HBHL funds largest study of its kind on psychedelics and the brain
A team of researchers from The Neuro (Montreal Neurological Institute-Hospital) and the Department of Biomedical Engineering of McGill University, the Broad Institute at Harvard/MIT, SUNY Downstate Health Sciences University and Mila – Quebec Artificial Intelligence Institute have shown how drug-induced changes in subjective awareness are linked to specific neurotransmitter receptor systems in the largest study of its kind on psychedelics and the brain, funded by HBHL.
The team used a first-of-its-kind machine learning strategy to analyze 6,850 testimonials from people who took a range of 27 different psychedelic drugs. This method pulled commonly used words from the testimonials and associated them with the neurotransmitter receptors that were most likely to be responsible for causing those sensations. For example, a common effect of some psychedelics is ego-dissolution, or the feeling of being detached from the self. The study found that this feeling was most associated with a specific neurotransmitter receptor, serotonin 5-HT2A.

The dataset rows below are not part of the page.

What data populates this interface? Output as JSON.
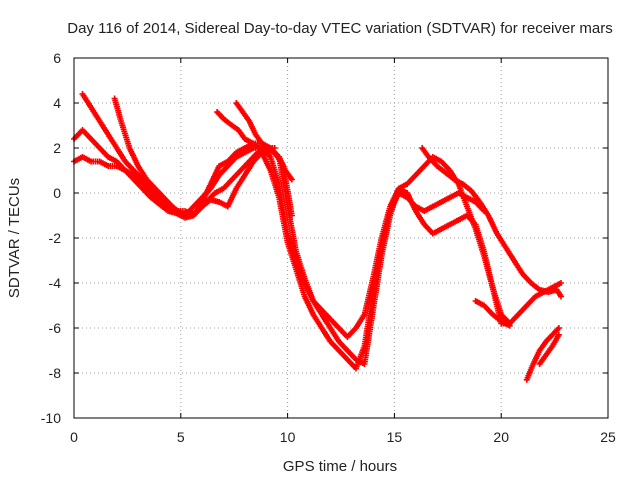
{
  "chart_data": {
    "type": "scatter",
    "title": "Day 116 of 2014, Sidereal Day-to-day VTEC variation (SDTVAR) for receiver mars",
    "xlabel": "GPS time / hours",
    "ylabel": "SDTVAR / TECUs",
    "xlim": [
      0,
      25
    ],
    "ylim": [
      -10,
      6
    ],
    "xticks": [
      0,
      5,
      10,
      15,
      20,
      25
    ],
    "yticks": [
      -10,
      -8,
      -6,
      -4,
      -2,
      0,
      2,
      4,
      6
    ],
    "grid": true,
    "marker": "+",
    "color": "#ff0000",
    "series": [
      {
        "x": [
          0.0,
          0.4,
          0.8,
          1.2,
          1.6,
          2.0,
          2.4,
          2.8,
          3.2,
          3.6,
          4.0,
          4.4,
          4.8,
          5.2,
          5.6,
          6.0,
          6.4,
          6.8,
          7.2,
          7.6,
          8.0,
          8.4,
          8.8,
          9.2,
          9.6,
          10.0,
          10.4,
          10.8,
          11.2,
          11.6,
          12.0,
          12.4,
          12.8,
          13.2,
          13.6,
          14.0,
          14.4,
          14.8,
          15.2,
          15.6,
          16.0,
          16.4,
          16.8,
          17.2,
          17.6,
          18.0,
          18.4,
          18.8,
          19.2,
          19.6,
          20.0,
          20.4,
          20.8,
          21.2,
          21.6,
          22.0,
          22.4,
          22.8
        ],
        "y": [
          2.4,
          2.8,
          2.4,
          2.0,
          1.6,
          1.4,
          1.0,
          0.6,
          0.2,
          -0.2,
          -0.5,
          -0.8,
          -0.9,
          -1.0,
          -0.6,
          -0.2,
          0.2,
          0.8,
          1.2,
          1.6,
          1.8,
          2.0,
          2.0,
          1.6,
          0.4,
          -1.8,
          -3.0,
          -4.0,
          -4.8,
          -5.2,
          -5.6,
          -6.0,
          -6.4,
          -6.0,
          -5.4,
          -3.8,
          -2.0,
          -0.6,
          0.2,
          0.0,
          -0.8,
          -1.4,
          -1.8,
          -1.6,
          -1.4,
          -1.2,
          -1.0,
          -1.4,
          -2.6,
          -4.2,
          -5.8,
          -5.8,
          -5.4,
          -5.0,
          -4.6,
          -4.4,
          -4.2,
          -4.0
        ]
      },
      {
        "x": [
          0.0,
          0.4,
          0.8,
          1.2,
          1.6,
          2.0,
          2.4,
          2.8,
          3.2,
          3.6,
          4.0,
          4.4,
          4.8,
          5.2,
          5.6,
          6.0,
          6.4,
          6.8,
          7.2,
          7.6,
          8.0,
          8.4,
          8.8,
          9.2,
          9.6,
          10.0,
          10.4,
          10.8,
          11.2,
          11.6,
          12.0,
          12.4,
          12.8,
          13.2,
          13.6,
          14.0,
          14.4,
          14.8,
          15.2,
          15.6,
          16.0,
          16.4,
          16.8,
          17.2,
          17.6,
          18.0,
          18.4,
          18.8,
          19.2
        ],
        "y": [
          1.4,
          1.6,
          1.4,
          1.4,
          1.2,
          1.2,
          1.0,
          0.8,
          0.4,
          0.0,
          -0.4,
          -0.6,
          -0.8,
          -0.8,
          -1.0,
          -0.6,
          -0.3,
          -0.4,
          -0.6,
          0.2,
          0.8,
          1.4,
          1.8,
          1.0,
          -0.2,
          -2.2,
          -3.4,
          -4.6,
          -5.4,
          -6.0,
          -6.6,
          -7.0,
          -7.4,
          -7.8,
          -6.8,
          -4.4,
          -2.4,
          -0.8,
          0.0,
          -0.2,
          -0.6,
          -0.8,
          -0.6,
          -0.4,
          -0.2,
          0.0,
          -0.2,
          -0.4,
          -0.8
        ]
      },
      {
        "x": [
          0.4,
          0.8,
          1.2,
          1.6,
          2.0,
          2.4,
          2.8,
          3.2,
          3.6,
          4.0,
          4.4,
          4.8,
          5.2,
          5.6,
          6.0,
          6.4,
          6.8,
          7.2,
          7.6,
          8.0,
          8.4,
          8.8,
          9.2,
          9.6,
          10.0,
          10.4,
          10.8,
          11.2,
          11.6,
          12.0,
          12.4,
          12.8,
          13.2,
          13.6,
          14.0,
          14.4,
          14.8,
          15.2,
          15.6,
          16.0,
          16.4,
          16.8,
          17.2,
          17.6,
          18.0,
          18.4,
          18.8,
          19.2,
          19.6,
          20.0,
          20.4
        ],
        "y": [
          4.4,
          3.8,
          3.2,
          2.6,
          2.0,
          1.4,
          1.0,
          0.6,
          0.2,
          -0.2,
          -0.6,
          -0.9,
          -1.1,
          -1.0,
          -0.4,
          0.4,
          1.2,
          1.4,
          1.8,
          2.0,
          2.2,
          2.2,
          2.0,
          1.6,
          -0.6,
          -2.6,
          -3.8,
          -4.8,
          -5.4,
          -6.0,
          -6.6,
          -7.0,
          -7.4,
          -7.6,
          -5.2,
          -2.8,
          -1.0,
          0.2,
          0.4,
          0.8,
          1.2,
          1.6,
          1.4,
          1.0,
          0.4,
          -0.6,
          -1.6,
          -2.8,
          -4.2,
          -5.4,
          -5.8
        ]
      },
      {
        "x": [
          1.9,
          2.2,
          2.6,
          3.0,
          3.4,
          3.8,
          4.2,
          4.6,
          5.0,
          5.4,
          5.8,
          6.2,
          6.6,
          7.0,
          7.4,
          7.8,
          8.2,
          8.6,
          9.0,
          9.4,
          9.8,
          10.2
        ],
        "y": [
          4.2,
          3.2,
          2.0,
          1.2,
          0.6,
          0.2,
          -0.2,
          -0.6,
          -0.9,
          -1.0,
          -0.8,
          -0.4,
          0.0,
          0.2,
          0.6,
          1.0,
          1.4,
          1.8,
          2.0,
          1.8,
          1.2,
          -1.0
        ]
      },
      {
        "x": [
          6.7,
          7.0,
          7.4,
          7.7,
          8.0,
          8.4,
          8.8,
          9.2,
          9.6,
          9.9,
          10.2
        ],
        "y": [
          3.6,
          3.3,
          3.0,
          2.8,
          2.4,
          2.2,
          1.9,
          1.9,
          1.6,
          1.0,
          0.6
        ]
      },
      {
        "x": [
          7.6,
          7.9,
          8.2,
          8.5,
          8.8,
          9.1,
          9.4
        ],
        "y": [
          4.0,
          3.6,
          3.2,
          2.6,
          2.2,
          2.0,
          2.0
        ]
      },
      {
        "x": [
          16.3,
          16.6,
          17.0,
          17.4,
          17.8,
          18.2,
          18.6,
          19.0,
          19.4,
          19.8,
          20.2,
          20.6,
          21.0,
          21.4,
          21.8,
          22.2,
          22.6,
          22.8
        ],
        "y": [
          2.0,
          1.6,
          1.2,
          0.9,
          0.6,
          0.4,
          0.1,
          -0.4,
          -1.0,
          -1.8,
          -2.4,
          -3.0,
          -3.6,
          -4.0,
          -4.3,
          -4.4,
          -4.3,
          -4.6
        ]
      },
      {
        "x": [
          18.8,
          19.2,
          19.6,
          20.0,
          20.4
        ],
        "y": [
          -4.8,
          -5.0,
          -5.4,
          -5.7,
          -5.9
        ]
      },
      {
        "x": [
          21.2,
          21.5,
          21.8,
          22.1,
          22.4,
          22.7
        ],
        "y": [
          -8.3,
          -7.6,
          -7.0,
          -6.6,
          -6.3,
          -6.0
        ]
      },
      {
        "x": [
          21.8,
          22.1,
          22.4,
          22.7
        ],
        "y": [
          -7.6,
          -7.2,
          -6.8,
          -6.3
        ]
      }
    ]
  }
}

The large dataset of testimonials allowed the team to characterize coherent states of conscious experiences with receptors and brain regions across individuals, regardless of how psychedelic experience varied from person to person. This breakthrough could support the design of new hallucinogenic drug compounds to reliably create desired mental states.
“Hallucinogenic drugs may very well turn out to be the next big thing to improve clinical care of major mental health conditions,” says the study’s lead author, McGill professor Danilo Bzdok. “Our study provides a first step, a proof of principle that we may be able to build machine learning systems in the future that can accurately predict which neurotransmitter receptor combinations need to be stimulated to induce a specific state of conscious experience in a given person.”